脱稿後、米国最高裁が守秘義務を負う者に対する販売もAIA改正後の米国特許法102条(a)(1)における”on sale”に該当し、新規性を喪失させる先行技術を構成する旨の判断を示しました(Helsinn Healthcare S.A. v. Teva Pharmaceuticals USA, Inc.)。それに伴い、米国特許商標庁(USPTO)は注18に挙げた特許審査便覧(MPEP)における記載を改訂しています。したがって、現時点では、注18を根拠とする14頁左欄「4.実務上の指針(1)29条1項 NDAの活用」14-15行の「米国及び欧州」は「欧州」についてのみ正しいこととなります。

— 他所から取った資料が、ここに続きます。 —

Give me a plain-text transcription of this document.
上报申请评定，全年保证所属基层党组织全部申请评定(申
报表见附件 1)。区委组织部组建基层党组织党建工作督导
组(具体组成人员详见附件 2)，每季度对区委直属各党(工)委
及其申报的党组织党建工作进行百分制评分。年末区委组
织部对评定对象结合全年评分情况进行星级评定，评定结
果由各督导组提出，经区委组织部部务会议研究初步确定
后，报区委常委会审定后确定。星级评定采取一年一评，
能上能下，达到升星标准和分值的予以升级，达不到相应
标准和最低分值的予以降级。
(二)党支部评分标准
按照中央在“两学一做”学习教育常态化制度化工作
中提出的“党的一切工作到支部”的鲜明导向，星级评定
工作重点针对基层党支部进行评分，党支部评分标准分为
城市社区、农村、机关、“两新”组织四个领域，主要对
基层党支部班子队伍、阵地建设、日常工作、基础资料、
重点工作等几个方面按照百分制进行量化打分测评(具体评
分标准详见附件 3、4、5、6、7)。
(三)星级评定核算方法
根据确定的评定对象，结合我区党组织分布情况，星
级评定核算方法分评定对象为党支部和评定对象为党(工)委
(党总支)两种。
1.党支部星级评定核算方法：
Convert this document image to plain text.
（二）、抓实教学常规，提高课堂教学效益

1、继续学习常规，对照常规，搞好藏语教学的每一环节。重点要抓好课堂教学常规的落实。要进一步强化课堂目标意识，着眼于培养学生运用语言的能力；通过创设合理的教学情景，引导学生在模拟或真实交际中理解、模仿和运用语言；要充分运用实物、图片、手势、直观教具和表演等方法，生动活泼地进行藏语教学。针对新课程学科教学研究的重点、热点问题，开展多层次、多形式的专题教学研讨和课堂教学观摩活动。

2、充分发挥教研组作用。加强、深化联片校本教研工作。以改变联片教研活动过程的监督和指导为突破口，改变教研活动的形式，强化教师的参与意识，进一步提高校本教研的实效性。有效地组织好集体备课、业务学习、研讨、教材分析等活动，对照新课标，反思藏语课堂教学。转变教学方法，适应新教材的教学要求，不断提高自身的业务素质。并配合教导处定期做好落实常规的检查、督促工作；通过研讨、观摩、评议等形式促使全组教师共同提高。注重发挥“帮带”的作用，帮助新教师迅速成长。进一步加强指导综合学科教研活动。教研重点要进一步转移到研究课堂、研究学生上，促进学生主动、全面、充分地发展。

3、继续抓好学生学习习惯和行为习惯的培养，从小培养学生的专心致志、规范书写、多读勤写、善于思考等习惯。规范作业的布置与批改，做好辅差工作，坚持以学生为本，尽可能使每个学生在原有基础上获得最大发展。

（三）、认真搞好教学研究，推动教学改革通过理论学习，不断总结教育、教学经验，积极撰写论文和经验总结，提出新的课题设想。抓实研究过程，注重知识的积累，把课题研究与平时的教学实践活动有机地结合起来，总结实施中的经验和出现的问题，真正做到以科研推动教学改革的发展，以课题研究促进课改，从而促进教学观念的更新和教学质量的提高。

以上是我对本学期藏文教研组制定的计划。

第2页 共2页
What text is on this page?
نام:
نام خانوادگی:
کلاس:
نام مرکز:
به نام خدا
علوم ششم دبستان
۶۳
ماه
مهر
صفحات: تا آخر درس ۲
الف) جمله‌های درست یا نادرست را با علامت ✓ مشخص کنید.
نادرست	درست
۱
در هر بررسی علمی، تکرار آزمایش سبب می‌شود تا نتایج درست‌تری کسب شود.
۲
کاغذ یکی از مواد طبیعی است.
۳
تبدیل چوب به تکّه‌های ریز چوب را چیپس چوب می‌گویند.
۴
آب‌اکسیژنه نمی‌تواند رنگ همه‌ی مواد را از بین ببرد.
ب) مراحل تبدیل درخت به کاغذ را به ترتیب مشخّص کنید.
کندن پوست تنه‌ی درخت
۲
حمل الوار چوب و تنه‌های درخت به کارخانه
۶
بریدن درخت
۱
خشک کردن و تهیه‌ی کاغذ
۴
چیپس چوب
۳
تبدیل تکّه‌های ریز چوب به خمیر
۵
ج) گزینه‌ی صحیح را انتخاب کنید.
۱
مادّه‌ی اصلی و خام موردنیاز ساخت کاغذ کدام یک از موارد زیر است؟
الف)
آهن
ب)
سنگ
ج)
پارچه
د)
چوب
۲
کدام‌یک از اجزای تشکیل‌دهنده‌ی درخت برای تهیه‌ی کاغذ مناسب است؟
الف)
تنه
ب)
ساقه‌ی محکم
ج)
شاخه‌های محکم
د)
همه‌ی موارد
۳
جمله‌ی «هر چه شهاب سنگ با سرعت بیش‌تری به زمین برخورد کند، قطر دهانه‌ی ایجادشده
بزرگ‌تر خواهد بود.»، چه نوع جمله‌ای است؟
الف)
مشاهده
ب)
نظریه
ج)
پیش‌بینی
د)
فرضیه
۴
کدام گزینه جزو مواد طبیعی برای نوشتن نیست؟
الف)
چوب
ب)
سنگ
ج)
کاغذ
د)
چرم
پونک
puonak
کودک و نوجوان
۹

秘密裡の販売は、上述のとおり、新規性を喪失させる先行技術になるものの、優先日から1年以内のグレースピリオドであれば米国特許法102条(b)(1)(A)により先行技術となりません。NDA締結下で行われるあらゆる情報開示が先行技術となるものではないですが(Pfaff v. Wells Electronics, Inc.)、米国での権利化の可能性があるならば、発明の特徴的部分に関する情報開示をなんらかのかたちで行った場合には、それがNDA締結下であっても、遅くとも当該開示日から1年以内に日本出願を行い、優先日を確保することが実務的に望まれます。